Sabrina Goldman est membre du bureau du Centre Primo Levi, elle revient sur les raisons de son engagement, à la croisée de son parcours associatif et professionnel.
Pourquoi le Centre Primo Levi ?
Mon implication dans le Centre, qui remonte à 2019, est le fruit de plusieurs engagements militants que j’ai ou que j’ai eus, notamment en tant vice-présidente de la LICRA pendant plusieurs années. Je suis à la fois très sensible d’une part à l’histoire du Centre et à son nom, en référence au témoignage d’un rescapé de la Shoah et d’autre part à son action auprès des personnes exilées qui sont l’objet de racisme et de xénophobie. Par ailleurs, en tant qu’avocate, j’ai eu l’honneur de défendre Cédric Herrou, qui est un symbole de la lutte pour les droits des personnes exilées. Donc cette affaire m’a évidemment beaucoup alertée sur la nécessité de soigner, soutenir, défendre les personnes exilées en France qui ont subi la torture ou la violence politique dans leur pays d’origine.
Quel est votre regard sur l’action du Centre ?

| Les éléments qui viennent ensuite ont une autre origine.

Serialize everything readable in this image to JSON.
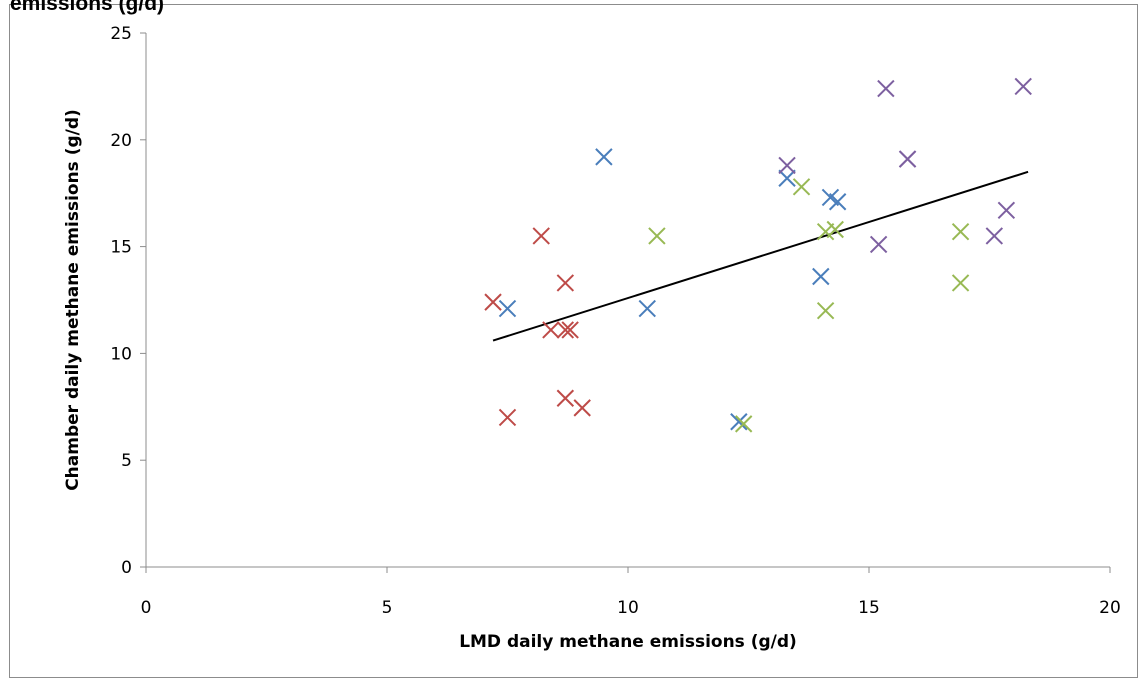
{
  "chart_data": {
    "type": "scatter",
    "title": "emissions (g/d)",
    "xlabel": "LMD daily methane emissions (g/d)",
    "ylabel": "Chamber daily methane emissions (g/d)",
    "xlim": [
      0,
      20
    ],
    "ylim": [
      0,
      25
    ],
    "xticks": [
      0,
      5,
      10,
      15,
      20
    ],
    "yticks": [
      0,
      5,
      10,
      15,
      20,
      25
    ],
    "grid": false,
    "legend": "none",
    "marker": "x",
    "series": [
      {
        "color": "#4a7ebb",
        "points": [
          [
            7.5,
            12.1
          ],
          [
            9.5,
            19.2
          ],
          [
            10.4,
            12.1
          ],
          [
            12.3,
            6.8
          ],
          [
            13.3,
            18.2
          ],
          [
            14.0,
            13.6
          ],
          [
            14.2,
            17.3
          ],
          [
            14.35,
            17.1
          ]
        ]
      },
      {
        "color": "#be4b48",
        "points": [
          [
            7.2,
            12.4
          ],
          [
            7.5,
            7.0
          ],
          [
            8.2,
            15.5
          ],
          [
            8.4,
            11.1
          ],
          [
            8.7,
            11.1
          ],
          [
            8.7,
            13.3
          ],
          [
            8.8,
            11.1
          ],
          [
            8.7,
            7.9
          ],
          [
            9.05,
            7.45
          ]
        ]
      },
      {
        "color": "#98b954",
        "points": [
          [
            10.6,
            15.5
          ],
          [
            12.4,
            6.7
          ],
          [
            13.6,
            17.8
          ],
          [
            14.1,
            12.0
          ],
          [
            14.1,
            15.7
          ],
          [
            14.3,
            15.8
          ],
          [
            16.9,
            15.7
          ],
          [
            16.9,
            13.3
          ]
        ]
      },
      {
        "color": "#7d60a0",
        "points": [
          [
            13.3,
            18.8
          ],
          [
            15.2,
            15.1
          ],
          [
            15.35,
            22.4
          ],
          [
            15.8,
            19.1
          ],
          [
            15.8,
            19.1
          ],
          [
            17.6,
            15.5
          ],
          [
            17.85,
            16.7
          ],
          [
            18.2,
            22.5
          ]
        ]
      }
    ],
    "trendline": {
      "color": "#000000",
      "from": [
        7.2,
        10.6
      ],
      "to": [
        18.3,
        18.5
      ]
    }
  }
}
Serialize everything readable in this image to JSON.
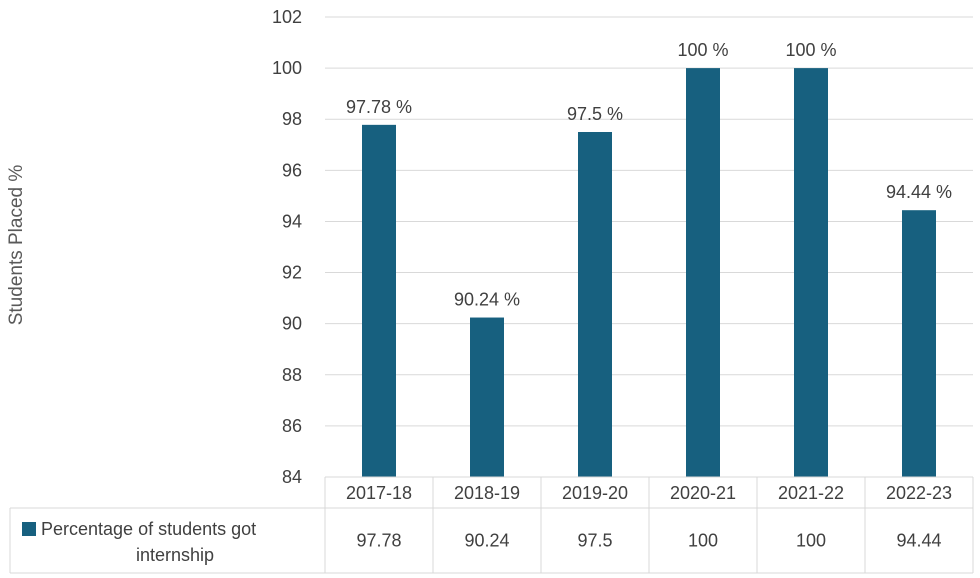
{
  "chart_data": {
    "type": "bar",
    "ylabel": "Students Placed %",
    "xlabel": "",
    "ylim": [
      84,
      102
    ],
    "yticks": [
      84,
      86,
      88,
      90,
      92,
      94,
      96,
      98,
      100,
      102
    ],
    "grid": true,
    "categories": [
      "2017-18",
      "2018-19",
      "2019-20",
      "2020-21",
      "2021-22",
      "2022-23"
    ],
    "series": [
      {
        "name": "Percentage of students got internship",
        "values": [
          97.78,
          90.24,
          97.5,
          100,
          100,
          94.44
        ],
        "color": "#17607f"
      }
    ],
    "data_labels": [
      "97.78 %",
      "90.24 %",
      "97.5 %",
      "100 %",
      "100 %",
      "94.44 %"
    ],
    "data_table": {
      "row_label_line1": "Percentage of students got",
      "row_label_line2": "internship",
      "values": [
        "97.78",
        "90.24",
        "97.5",
        "100",
        "100",
        "94.44"
      ]
    },
    "legend": "data-table"
  }
}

Il s’agit d’une association qui a un champ de compétence très spécifique, à savoir le soin et l’accompagnement des personnes exilées victimes de torture ou de violence politique ; de ce fait, elle est reconnue avec cette « marque de fabrique ». Sa parole est rare, juste, mesurée, elle doit rester « au-dessus de la mêlée » de certaines polémiques politiques.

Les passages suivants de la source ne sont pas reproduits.